Despite her father’s debt and his untimely dispensing of wages, Zomat and his men were oath bound before the Luminescent to the Baron of Chech. For whatever reason they stood by their oaths, so Lady Celia was glad to have them as escort. Especially with the Dog Eater and his army of pagan scum running rampant, burning chapels and tainting the minds of whole villages with their heretic ideals. An uprising of the young, wielding the thoughts of ancients, mad is the world in its cycles.
They said the Dog Eater was the biggest threat to the Patriarch and the church’s presence in Romaria since its founding nearly a hundred years ago.
That was what Lady Celia was told about them, but she couldn’t help but wonder what this man was really like, this one called
the Dog Eater. For she had been told many good things about the whoreson bastard that she now went to see and receive due penance from, but he was a bad man.
Perhaps this one, said to be an evil man by the faith, the Dog Eater, was a good man. Indeed, he was to his people. It was said he walked among them, fought among them, that with his own hands he built back the broken-down homes of his kin, and fed them as he would himself. Or so the pagans said…
She could hear Zomat talking down the road to the strangers, although she could not make out the words. The conversation sounded polite enough, and when she heard Zomat’s laughter, a rare sound, she was put at ease.
Celia rubbed her belly; the baby had just given her a formidable kick. She looked down at her stomach and asked the thing inside, “Do you hate me already?”
She was answered with screams. Her head jerked up. Heart pounding, she scuttled back and pressed herself into the corner, made herself small.

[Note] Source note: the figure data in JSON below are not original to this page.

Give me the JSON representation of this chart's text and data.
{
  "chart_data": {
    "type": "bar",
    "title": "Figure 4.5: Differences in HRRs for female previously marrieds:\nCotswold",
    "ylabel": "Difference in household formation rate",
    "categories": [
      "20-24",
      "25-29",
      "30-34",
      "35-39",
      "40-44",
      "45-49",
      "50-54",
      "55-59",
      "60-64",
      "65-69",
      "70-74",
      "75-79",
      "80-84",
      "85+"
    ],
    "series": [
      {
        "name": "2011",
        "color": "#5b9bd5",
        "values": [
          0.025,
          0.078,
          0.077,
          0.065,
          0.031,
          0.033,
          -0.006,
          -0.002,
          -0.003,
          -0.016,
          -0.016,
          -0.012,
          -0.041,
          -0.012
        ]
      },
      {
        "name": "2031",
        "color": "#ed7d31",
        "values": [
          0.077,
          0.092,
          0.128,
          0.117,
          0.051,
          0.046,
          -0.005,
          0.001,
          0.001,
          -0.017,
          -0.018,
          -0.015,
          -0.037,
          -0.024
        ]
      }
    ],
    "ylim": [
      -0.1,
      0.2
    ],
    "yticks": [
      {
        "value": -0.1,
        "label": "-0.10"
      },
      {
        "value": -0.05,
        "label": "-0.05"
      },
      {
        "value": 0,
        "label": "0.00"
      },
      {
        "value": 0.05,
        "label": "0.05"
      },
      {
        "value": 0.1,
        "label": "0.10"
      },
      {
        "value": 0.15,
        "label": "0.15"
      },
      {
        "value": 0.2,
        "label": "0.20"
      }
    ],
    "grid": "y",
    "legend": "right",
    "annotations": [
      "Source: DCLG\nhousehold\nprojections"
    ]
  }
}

“Treacherous fiends!” came Zomat’s cry from outside, and armor clinked as the knights kicked their horses around and readied weapons.
“Protect Lady Celia at all costs. Do not let the peasant fucks to the carriage!” ordered another knight.
The yelling continued, and then Celia heard what sounded much like wind blowing through a metal chime, followed by the calls of beasts, howling and squalling every pitch of hell’s choir. This could only be a nightmare. She put her hands to her ears, closed her eyes, and tried to will her mind to wake.
Men were being wounded. And men were being slaughtered.
And it was no dream.
Nausea. Anxiety. Hysteria.
The carriage door flew open and she covered her eyes and flinched as a bloody gauntlet reached in at her. She screamed at the top of her lungs as the hand grabbed her and pulled her out.
“Get up!” It was Zomat. He held his mace in one hand and lifted Celia to her feet with the other. His iron plate armor was spattered with blood and his face was cut.